You might want to browse the data in a large data lake that is already stored on S3. Instead of loading data into Vertica, you can read it in place at query time using external tables.

You can create external tables to query Parquet, ORC, text, and delimited data stored in S3 buckets. External tables work the same way in Eon Mode as they do in Enterprise Mode, with one exception: users who are not superusers must have read access to an S3 storage location to run queries. You can create a USER storage location on S3 for this purpose.

S3 Authentication for External Tables

AWS supports two authentication modes for S3: IAM roles and legacy id and secret authentication. Which method you use for your external table depends on whether the IAM role you assigned to your Vertica instance has access to the S3 bucket you want to access:

  • If the IAM role has access (or you can grant it access) to the S3 bucket, then you do not have to take additional steps to configure authentication. Vertica uses the IAM role to authenticate with S3 by default. Whenever possible, use IAM roles, as it centralizes and simplifies authentication.
  • If the IAM role does not have access to the S3 bucket and you cannot grant it access, then you must use an id and secret for authentication. You set the credentials in the AWSAuth session parameter.

    The alternate credentials you use to access the S3 bucket must also have access read and write to the S3 storage locations that Vertica uses for communal and catalog storage. When you set the AWSAuth session parameter, Vertica uses the credentials it contains for all S3 access for your session.

Example

The following example illustrates the steps to create a USER storage location, give a user access to it, and create an external table (as that user).

  1. If the Vertica IAM role does not have access to the S3 bucket you want to browse, you must use alternate credentials. Define the AWS credentials associated with the S3 bucket where you will create the storage location:

    => ALTER SESSION SET AWSAuth='ID:secret';
  2. As a superuser, create a USER storage location on the same bucket that holds the data.

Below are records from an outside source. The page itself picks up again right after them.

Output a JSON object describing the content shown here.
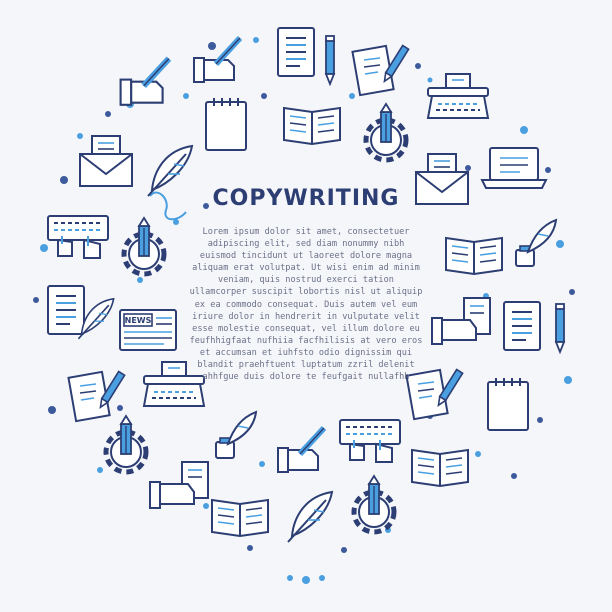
{
  "title": "COPYWRITING",
  "body_text": "Lorem ipsum dolor sit amet, consectetuer adipiscing elit, sed diam nonummy nibh euismod tincidunt ut laoreet dolore magna aliquam erat volutpat. Ut wisi enim ad minim veniam, quis nostrud exerci tation ullamcorper suscipit lobortis nisl ut aliquip ex ea commodo consequat. Duis autem vel eum iriure dolor in hendrerit in vulputate velit esse molestie consequat, vel illum dolore eu feufhhigfaat nufhiia facfhilisis at vero eros et accumsan et iuhfsto odio dignissim qui blandit praehftuent luptatum zzril delenit ahhfgue duis dolore te feufgait nullafhh",
  "news_label": "NEWS",
  "colors": {
    "background": "#f5f6fa",
    "outline": "#2c3e73",
    "accent": "#4a9fe0",
    "dot": "#3c5a9c"
  },
  "icons": [
    "hand-pencil-icon",
    "document-icon",
    "pencil-icon",
    "paper-pencil-icon",
    "notepad-icon",
    "open-book-icon",
    "gear-pencil-icon",
    "typewriter-icon",
    "envelope-letter-icon",
    "quill-icon",
    "laptop-icon",
    "keyboard-typing-icon",
    "newspaper-icon",
    "hand-document-icon",
    "ink-quill-icon"
  ]
}
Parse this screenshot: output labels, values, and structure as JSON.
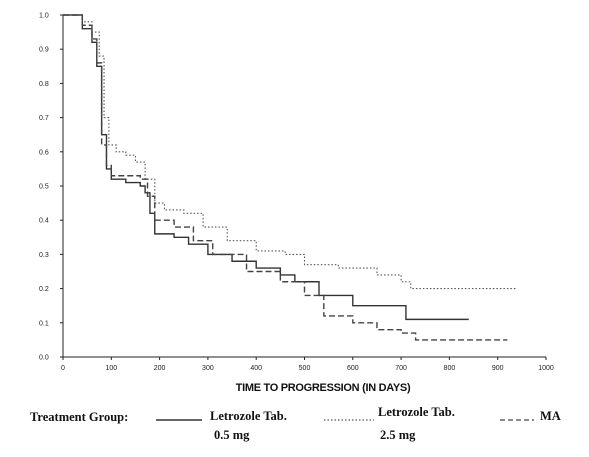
{
  "chart_data": {
    "type": "line",
    "title": "",
    "xlabel": "TIME TO PROGRESSION (IN DAYS)",
    "ylabel": "",
    "xlim": [
      0,
      1000
    ],
    "ylim": [
      0,
      1.0
    ],
    "xticks": [
      "0",
      "100",
      "200",
      "300",
      "400",
      "500",
      "600",
      "700",
      "800",
      "900",
      "1000"
    ],
    "yticks": [
      "0.0",
      "0.1",
      "0.2",
      "0.3",
      "0.4",
      "0.5",
      "0.6",
      "0.7",
      "0.8",
      "0.9",
      "1.0"
    ],
    "grid": false,
    "legend_title": "Treatment Group:",
    "series": [
      {
        "name_lines": [
          "Letrozole Tab.",
          "0.5 mg"
        ],
        "style": "solid",
        "color": "#333333",
        "points": [
          [
            0,
            1.0
          ],
          [
            20,
            1.0
          ],
          [
            40,
            0.96
          ],
          [
            60,
            0.92
          ],
          [
            70,
            0.85
          ],
          [
            80,
            0.65
          ],
          [
            90,
            0.55
          ],
          [
            100,
            0.52
          ],
          [
            130,
            0.51
          ],
          [
            160,
            0.5
          ],
          [
            170,
            0.48
          ],
          [
            180,
            0.42
          ],
          [
            190,
            0.36
          ],
          [
            230,
            0.35
          ],
          [
            260,
            0.33
          ],
          [
            300,
            0.3
          ],
          [
            350,
            0.28
          ],
          [
            400,
            0.26
          ],
          [
            450,
            0.24
          ],
          [
            480,
            0.22
          ],
          [
            530,
            0.18
          ],
          [
            600,
            0.15
          ],
          [
            680,
            0.15
          ],
          [
            710,
            0.11
          ],
          [
            840,
            0.11
          ]
        ]
      },
      {
        "name_lines": [
          "Letrozole Tab.",
          "2.5 mg"
        ],
        "style": "dotted",
        "color": "#555555",
        "points": [
          [
            0,
            1.0
          ],
          [
            20,
            1.0
          ],
          [
            40,
            0.98
          ],
          [
            60,
            0.95
          ],
          [
            75,
            0.88
          ],
          [
            85,
            0.7
          ],
          [
            95,
            0.62
          ],
          [
            110,
            0.6
          ],
          [
            130,
            0.59
          ],
          [
            150,
            0.57
          ],
          [
            170,
            0.52
          ],
          [
            190,
            0.45
          ],
          [
            210,
            0.43
          ],
          [
            250,
            0.42
          ],
          [
            290,
            0.38
          ],
          [
            340,
            0.34
          ],
          [
            400,
            0.31
          ],
          [
            460,
            0.3
          ],
          [
            500,
            0.27
          ],
          [
            570,
            0.26
          ],
          [
            650,
            0.24
          ],
          [
            700,
            0.22
          ],
          [
            720,
            0.2
          ],
          [
            940,
            0.2
          ]
        ]
      },
      {
        "name_lines": [
          "MA"
        ],
        "style": "dashed",
        "color": "#444444",
        "points": [
          [
            0,
            1.0
          ],
          [
            20,
            1.0
          ],
          [
            40,
            0.97
          ],
          [
            60,
            0.93
          ],
          [
            70,
            0.86
          ],
          [
            80,
            0.62
          ],
          [
            90,
            0.56
          ],
          [
            100,
            0.53
          ],
          [
            130,
            0.53
          ],
          [
            160,
            0.52
          ],
          [
            175,
            0.47
          ],
          [
            190,
            0.4
          ],
          [
            230,
            0.38
          ],
          [
            270,
            0.34
          ],
          [
            310,
            0.3
          ],
          [
            380,
            0.25
          ],
          [
            450,
            0.22
          ],
          [
            500,
            0.18
          ],
          [
            540,
            0.12
          ],
          [
            600,
            0.1
          ],
          [
            650,
            0.08
          ],
          [
            700,
            0.07
          ],
          [
            730,
            0.05
          ],
          [
            920,
            0.05
          ]
        ]
      }
    ]
  }
}
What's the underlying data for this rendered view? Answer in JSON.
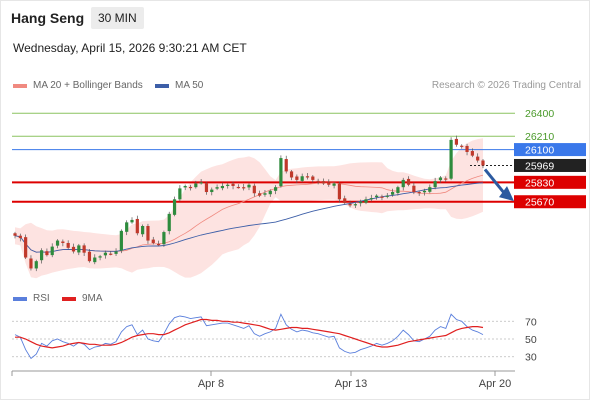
{
  "header": {
    "instrument": "Hang Seng",
    "timeframe": "30 MIN",
    "datetime": "Wednesday, April 15, 2026 9:30:21 AM CET",
    "credit": "Research © 2026 Trading Central"
  },
  "legend": {
    "ma20_label": "MA 20 + Bollinger Bands",
    "ma50_label": "MA 50",
    "rsi_label": "RSI",
    "rsi_ma_label": "9MA"
  },
  "colors": {
    "ma20": "#f08a80",
    "ma50": "#3d5fa8",
    "bollinger_fill": "#fde3e1",
    "resistance": "#8cc360",
    "pivot": "#3a78ea",
    "support": "#dd0000",
    "last_price": "#222222",
    "bull": "#2e8b3d",
    "bear": "#c0392b",
    "rsi": "#5a7fdc",
    "rsi_ma": "#e02020",
    "arrow": "#2c5aa0"
  },
  "chart_data": [
    {
      "type": "candlestick",
      "title": "Hang Seng",
      "timeframe": "30 MIN",
      "x_labels": [
        "Apr 8",
        "Apr 13",
        "Apr 20"
      ],
      "ylim": [
        25000,
        26550
      ],
      "levels": [
        {
          "value": 26400,
          "label": "26400",
          "kind": "resistance"
        },
        {
          "value": 26210,
          "label": "26210",
          "kind": "resistance"
        },
        {
          "value": 26100,
          "label": "26100",
          "kind": "pivot"
        },
        {
          "value": 25969,
          "label": "25969",
          "kind": "last"
        },
        {
          "value": 25830,
          "label": "25830",
          "kind": "support"
        },
        {
          "value": 25670,
          "label": "25670",
          "kind": "support"
        }
      ],
      "series": [
        {
          "name": "MA 20 + Bollinger Bands",
          "style": "line+band"
        },
        {
          "name": "MA 50",
          "style": "line"
        }
      ],
      "closes": [
        25390,
        25370,
        25210,
        25120,
        25180,
        25270,
        25230,
        25300,
        25350,
        25330,
        25290,
        25260,
        25310,
        25250,
        25180,
        25210,
        25220,
        25250,
        25240,
        25260,
        25430,
        25500,
        25520,
        25410,
        25470,
        25350,
        25330,
        25320,
        25420,
        25570,
        25690,
        25780,
        25800,
        25790,
        25820,
        25830,
        25750,
        25770,
        25790,
        25800,
        25810,
        25800,
        25790,
        25780,
        25810,
        25740,
        25720,
        25740,
        25760,
        25790,
        26030,
        25920,
        25870,
        25850,
        25880,
        25870,
        25850,
        25840,
        25820,
        25810,
        25820,
        25690,
        25660,
        25640,
        25650,
        25670,
        25690,
        25700,
        25720,
        25710,
        25720,
        25750,
        25790,
        25850,
        25810,
        25750,
        25740,
        25760,
        25790,
        25840,
        25870,
        25860,
        26180,
        26140,
        26130,
        26080,
        26050,
        26010,
        25969
      ],
      "arrow_direction": "down"
    },
    {
      "type": "line",
      "title": "RSI",
      "y_ticks": [
        70,
        50,
        30
      ],
      "ylim": [
        15,
        85
      ],
      "series": [
        {
          "name": "RSI"
        },
        {
          "name": "9MA"
        }
      ],
      "rsi": [
        55,
        52,
        38,
        28,
        33,
        45,
        42,
        48,
        50,
        47,
        45,
        42,
        46,
        44,
        38,
        41,
        42,
        45,
        44,
        47,
        58,
        64,
        66,
        55,
        60,
        50,
        48,
        47,
        56,
        67,
        74,
        76,
        75,
        73,
        74,
        75,
        65,
        66,
        67,
        68,
        68,
        66,
        64,
        62,
        65,
        56,
        53,
        56,
        58,
        62,
        78,
        66,
        61,
        58,
        60,
        59,
        57,
        56,
        54,
        52,
        53,
        40,
        36,
        34,
        35,
        38,
        40,
        42,
        45,
        43,
        45,
        48,
        53,
        60,
        55,
        48,
        47,
        50,
        53,
        60,
        64,
        62,
        78,
        72,
        70,
        64,
        60,
        58,
        55
      ],
      "ma9": [
        52,
        52,
        50,
        47,
        44,
        42,
        41,
        40,
        41,
        42,
        44,
        45,
        46,
        45,
        44,
        44,
        43,
        43,
        43,
        44,
        46,
        49,
        52,
        54,
        55,
        56,
        56,
        55,
        55,
        57,
        60,
        63,
        66,
        68,
        70,
        72,
        72,
        71,
        71,
        70,
        70,
        69,
        69,
        68,
        67,
        66,
        65,
        63,
        61,
        60,
        61,
        62,
        63,
        63,
        62,
        62,
        61,
        60,
        59,
        58,
        57,
        56,
        54,
        52,
        50,
        48,
        46,
        44,
        42,
        41,
        41,
        42,
        43,
        45,
        47,
        48,
        49,
        50,
        51,
        52,
        53,
        54,
        57,
        60,
        62,
        63,
        64,
        64,
        63
      ],
      "x_labels": [
        "Apr 8",
        "Apr 13",
        "Apr 20"
      ]
    }
  ]
}
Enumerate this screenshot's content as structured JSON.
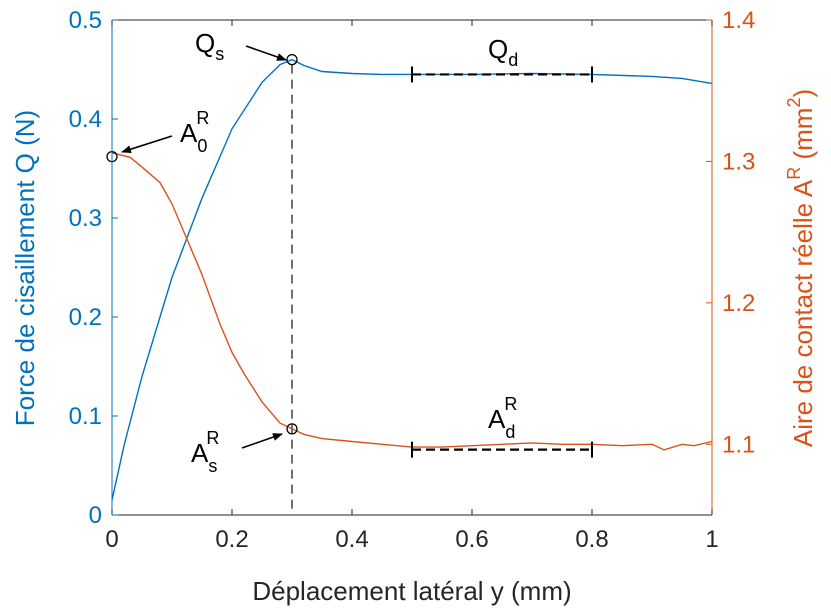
{
  "chart_data": {
    "type": "line",
    "title": "",
    "xlabel": "Déplacement latéral y (mm)",
    "ylabel_left": "Force de cisaillement Q (N)",
    "ylabel_right": {
      "main": "Aire de contact réelle A",
      "sup1": "R",
      "open": " (mm",
      "sup2": "2",
      "close": ")"
    },
    "xlim": [
      0,
      1
    ],
    "ylim_left": [
      0,
      0.5
    ],
    "ylim_right": [
      1.05,
      1.4
    ],
    "xticks": [
      "0",
      "0.2",
      "0.4",
      "0.6",
      "0.8",
      "1"
    ],
    "yticks_left": [
      "0",
      "0.1",
      "0.2",
      "0.3",
      "0.4",
      "0.5"
    ],
    "yticks_right": [
      "1.1",
      "1.2",
      "1.3",
      "1.4"
    ],
    "grid": false,
    "colors": {
      "left": "#0072BD",
      "right": "#D95319",
      "axis": "#262626",
      "dashed_ref": "#707070"
    },
    "series": [
      {
        "axis": "left",
        "x": [
          0,
          0.02,
          0.05,
          0.08,
          0.1,
          0.15,
          0.2,
          0.25,
          0.28,
          0.3,
          0.32,
          0.35,
          0.4,
          0.45,
          0.5,
          0.55,
          0.6,
          0.7,
          0.8,
          0.9,
          0.95,
          1.0
        ],
        "y": [
          0.015,
          0.07,
          0.14,
          0.2,
          0.24,
          0.32,
          0.39,
          0.437,
          0.455,
          0.46,
          0.454,
          0.448,
          0.446,
          0.445,
          0.445,
          0.445,
          0.445,
          0.446,
          0.445,
          0.443,
          0.441,
          0.436
        ]
      },
      {
        "axis": "right",
        "x": [
          0,
          0.03,
          0.05,
          0.08,
          0.1,
          0.12,
          0.15,
          0.18,
          0.2,
          0.22,
          0.25,
          0.27,
          0.28,
          0.3,
          0.32,
          0.35,
          0.4,
          0.45,
          0.5,
          0.55,
          0.6,
          0.65,
          0.7,
          0.75,
          0.8,
          0.85,
          0.9,
          0.92,
          0.95,
          0.97,
          1.0
        ],
        "y": [
          1.306,
          1.303,
          1.296,
          1.285,
          1.27,
          1.25,
          1.22,
          1.185,
          1.165,
          1.15,
          1.13,
          1.12,
          1.115,
          1.111,
          1.107,
          1.104,
          1.102,
          1.1,
          1.098,
          1.098,
          1.099,
          1.1,
          1.101,
          1.1,
          1.1,
          1.099,
          1.1,
          1.096,
          1.1,
          1.099,
          1.102
        ]
      }
    ],
    "markers": [
      {
        "axis": "left",
        "x": 0.3,
        "y": 0.46
      },
      {
        "axis": "left",
        "x": 0.0,
        "y": 0.362
      },
      {
        "axis": "left",
        "x": 0.3,
        "y": 0.087
      }
    ],
    "vertical_reference": {
      "x": 0.3
    },
    "horizontal_segments": [
      {
        "axis": "left",
        "x0": 0.5,
        "x1": 0.8,
        "y": 0.445
      },
      {
        "axis": "left",
        "x0": 0.5,
        "x1": 0.8,
        "y": 0.066
      }
    ],
    "annotations": [
      {
        "id": "qs",
        "base": "Q",
        "sub": "s",
        "sup": ""
      },
      {
        "id": "a0r",
        "base": "A",
        "sub": "0",
        "sup": "R"
      },
      {
        "id": "asr",
        "base": "A",
        "sub": "s",
        "sup": "R"
      },
      {
        "id": "qd",
        "base": "Q",
        "sub": "d",
        "sup": ""
      },
      {
        "id": "adr",
        "base": "A",
        "sub": "d",
        "sup": "R"
      }
    ]
  }
}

    => CREATE LOCATION 's3://datalake' SHARED USAGE 'USER' LABEL 's3user';

    The only storage locations you can create on S3 are USER locations. You must create it as a shared location.

  3. As a superuser, give access to the roles or users who will run queries against external tables.

       --- If you have not already created a role:
    => CREATE ROLE ExtUsers;						
       --- Assign users to this role using GRANT (Role).
    						
    => GRANT READ ON LOCATION 's3://datalake' TO ExtUsers;
  4. As a user who has that role, create the external table in the usual way.

    => CREATE EXTERNAL TABLE sales (itemID INT, date DATE, price FLOAT) 
    	AS COPY FROM 's3://datalake/sales/*.parquet' PARQUET;

See Creating External Tables for more information about creating and using external tables. If your data is in ORC or Parquet format, you can take advantage of partitioning to limit the data that Vertica reads during query execution. See Using Partition Columns.